В традиционную эпоху — эпоху коллективного внеличностного созидания, где индивидуальное деяние уподоблялось отдельному камню в «Вавилонской башне» общего, собственно эстетический элемент был на правах врожденного человеческого инстинкта красоты всепроникающим, субстанциальным и едва ли не первичным. Но он не выступал обособленно как таковой, не осознавался в своей самоценности, так как был невычленимой частью синкретического предметно-духовного мифологического или религиозно-символического претворения мира. С этой точки зрения, можно было бы сказать, что художественное творчество в эпоху древности еще не искусство, потому что оно не только искусство, не собственно искусство, оно шире, чем искусство. Эстетическое восприятие человека XX в., встречаясь с памятниками той поры, уже, как правило, выпавшими из контекста создавшей их синкретической целостности, и подходя к ним, обособленным, со своим достаточно изощренным и также обособленным, собственно эстетическим критерием, сформированным в Новое время, всегда безотчетно реагирует на две отличительные черты художественного творчества древности. Современный зритель, во-первых, отмечает сверхчеловеческую (надличностную!) широту мировосприятия, универсальный объем духовного содержания, которое, даже не раскрываясь полностью, интуитивно угадывается, пусть не в своем конкретном составе, по в факте своего присутствия и общем масштабе. А во-вторых, поразительную (постигаемую также лишь интуитивно) адекватность непосредственного овеществления, предельную высказанность, предметную воплощенность всего этого многообъемного содержания (что особенно захватывает в памятниках пространственных искусств, лучше и полнее сохранившихся).

В эпоху Возрождения искусство еще остается актом универсального «божественного» миропретворения, но уже перенесенным на личностно-человеческую, пока далеко не частно-, а абсолютизированно-человеческую, титаническую и героическую («микрокосмическую»), но явственно очерченную пределами возможностей реального творческого индивида основу. Оно теперь именно искусство — особая деятельность, направленная на прямое удовлетворение человеческой потребности в гармонии с миром, выделившаяся из былой синкретической мифологическо-символической целостности и феноменом своей эпохальной абсолютизации как личностно-человеческого самоутверждения возвестившая о близком распаде этой целостности. Главный признак совершившегося качественного скачка — решающий критерий самоопределения искусства, как позднее и науки,— осознанность целей, сосредоточенность на проблемах метода, спецификация задач. Вспомним многообразные завоевания итальянского Возрождения в этой области, связанные с отделением поэзии от религии (на примере Ренессансной переоценки творчества Данте от XIV к XVXVI вв.), живописи и скульптуры от ремесла, светского театра от мистерии, а также усилия, относящиеся к неустанным поискам собственно художественного, средствами искусства, воплощения идеала эпохи, особенно напряженные в сфере пространственных искусств: здесь каждый образ осмысливался как средоточие «всего совершенства красоты», доступного не только природе—созидательнице всего, но и человеку-творцу, ее сыну и победителю, способному превзойти ее в степени концентрации прекрасного в отдельном, в одном.
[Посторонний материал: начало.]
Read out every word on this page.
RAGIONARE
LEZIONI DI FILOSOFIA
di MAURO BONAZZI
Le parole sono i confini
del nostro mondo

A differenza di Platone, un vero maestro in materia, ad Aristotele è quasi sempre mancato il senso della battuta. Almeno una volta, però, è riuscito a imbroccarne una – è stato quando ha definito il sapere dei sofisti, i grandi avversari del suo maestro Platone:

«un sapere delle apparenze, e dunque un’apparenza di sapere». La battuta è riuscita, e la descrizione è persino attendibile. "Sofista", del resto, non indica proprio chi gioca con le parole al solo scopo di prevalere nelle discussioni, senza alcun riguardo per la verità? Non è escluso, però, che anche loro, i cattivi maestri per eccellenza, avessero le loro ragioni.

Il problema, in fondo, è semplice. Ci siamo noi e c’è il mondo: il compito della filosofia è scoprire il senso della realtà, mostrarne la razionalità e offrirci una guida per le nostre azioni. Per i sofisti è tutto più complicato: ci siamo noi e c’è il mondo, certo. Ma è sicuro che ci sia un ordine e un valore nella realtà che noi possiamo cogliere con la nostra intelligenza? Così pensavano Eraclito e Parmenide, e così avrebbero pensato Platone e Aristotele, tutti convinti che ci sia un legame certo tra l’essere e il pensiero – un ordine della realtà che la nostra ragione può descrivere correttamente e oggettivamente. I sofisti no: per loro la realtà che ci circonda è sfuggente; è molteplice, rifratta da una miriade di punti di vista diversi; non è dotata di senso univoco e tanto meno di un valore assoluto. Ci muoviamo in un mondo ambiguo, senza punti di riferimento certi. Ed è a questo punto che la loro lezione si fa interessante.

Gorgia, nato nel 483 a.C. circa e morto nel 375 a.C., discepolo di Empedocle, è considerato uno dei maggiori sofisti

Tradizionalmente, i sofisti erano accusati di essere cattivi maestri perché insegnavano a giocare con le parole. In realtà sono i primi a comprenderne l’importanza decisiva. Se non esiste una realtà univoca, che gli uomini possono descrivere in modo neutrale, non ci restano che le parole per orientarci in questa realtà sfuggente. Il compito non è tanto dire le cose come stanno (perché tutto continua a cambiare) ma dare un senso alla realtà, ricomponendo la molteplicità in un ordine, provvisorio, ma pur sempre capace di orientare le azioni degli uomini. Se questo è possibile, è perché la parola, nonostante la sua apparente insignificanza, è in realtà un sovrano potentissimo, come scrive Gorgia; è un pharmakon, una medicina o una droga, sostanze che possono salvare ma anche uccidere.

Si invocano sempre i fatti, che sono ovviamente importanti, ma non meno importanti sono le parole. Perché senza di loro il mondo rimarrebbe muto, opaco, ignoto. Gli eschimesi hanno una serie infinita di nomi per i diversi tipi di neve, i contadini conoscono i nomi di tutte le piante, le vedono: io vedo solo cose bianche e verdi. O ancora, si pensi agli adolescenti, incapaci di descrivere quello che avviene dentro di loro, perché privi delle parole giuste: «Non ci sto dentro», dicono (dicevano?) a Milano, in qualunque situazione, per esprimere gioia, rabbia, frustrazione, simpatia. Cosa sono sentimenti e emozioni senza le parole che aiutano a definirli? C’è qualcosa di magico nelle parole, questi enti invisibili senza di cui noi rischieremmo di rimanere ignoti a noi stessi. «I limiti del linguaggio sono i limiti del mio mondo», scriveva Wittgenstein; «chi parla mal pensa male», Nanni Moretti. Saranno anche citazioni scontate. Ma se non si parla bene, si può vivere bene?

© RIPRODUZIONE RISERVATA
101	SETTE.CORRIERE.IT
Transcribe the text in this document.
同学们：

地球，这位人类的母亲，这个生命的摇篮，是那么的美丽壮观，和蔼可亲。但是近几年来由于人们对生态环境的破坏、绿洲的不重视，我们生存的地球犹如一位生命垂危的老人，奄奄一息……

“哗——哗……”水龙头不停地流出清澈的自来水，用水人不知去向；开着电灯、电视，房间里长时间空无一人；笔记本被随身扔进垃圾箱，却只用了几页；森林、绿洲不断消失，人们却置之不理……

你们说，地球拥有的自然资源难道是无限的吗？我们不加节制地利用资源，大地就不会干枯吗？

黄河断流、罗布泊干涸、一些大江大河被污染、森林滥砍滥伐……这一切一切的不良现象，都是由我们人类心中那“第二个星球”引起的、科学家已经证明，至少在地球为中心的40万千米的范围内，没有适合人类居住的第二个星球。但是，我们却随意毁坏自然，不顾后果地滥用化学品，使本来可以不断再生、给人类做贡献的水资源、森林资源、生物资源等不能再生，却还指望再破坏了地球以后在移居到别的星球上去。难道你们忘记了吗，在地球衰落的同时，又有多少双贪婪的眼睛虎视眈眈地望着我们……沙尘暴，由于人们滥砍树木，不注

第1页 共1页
Ориентация на прямое воплощение идеала, на эстетический максимум, на совершенство каждого свершения,— не на достижение частичного и частного, промежуточного результата в цепи последовательных поисков, а всегда на абсолют, на вершинный предел,— обусловила исключительно высокий художественный потенциал искусства Возрождения. Тесно связанное с жизнью, с запросами и потребностями своего времени, не тяготившееся решением конкретных, даже узкоутилитарных задач, оно в своих итогах неизменно превышало эти задачи в масштабе и энергии созидательного импульса, ибо в конечном счете исходило не из потребностей момента, а из возможностей искусства, измеряемых бесконечным масштабом идеализированных потенций творческой личности, воплощающей сущность человека как такового. Эстетическая природа гуманистического «мифа» Ренессанса обусловила стержневую роль искусства в культуре эпохи, оно стало ее квинтэссенцией, овеществленной сутью и верхним пределом ее миросозидательных, творческих устремлений. В свою очередь, в жизни искусства его пребывание в исторической ситуации прямого отождествления с «мифом» о человеке, об универсальных созидательных возможностях личности, которая есть одновременно все человечество, персонификация бесконечных возможностей человеческого рода,— безусловно уникально. Ренессансный гуманистический «миф» есть миф не просто о человеке-творце, но о художнике и об искусстве, а искусство Возрождения — это искусство-«миф», искусство, ставшее «мифом» о себе самом и о художнике. Это не «искусство в мифе», где эстетический элемент растворен в чем-то внеположенном ему. Но оно также и не специфическая отрасль в системе буржуазного разделения труда. Оно все еще принципиально шире — универсальнее, существеннее, онтологичнее — чем только искусство — звено в структуре, где оно с трудом и лишь в известной степени сохраняет свою претензию на всеобъемлющее удовлетворение собственно гуманистических ценностных потребностей, свою ответственность за родовую сущность человека, преимущественно в ее непосредственно личностном выражении, но делит ее с другими, также выделившимися из прежней синкретической целостности обособившимися отраслями — с религией, правом, моралью и, что важнее всего, с наукой. Искусство-«миф», напротив, предполагает еще значительное единство этих аспектов на основах патриархальной целостности, приобретающей теперь, однако, специфически художественную природу.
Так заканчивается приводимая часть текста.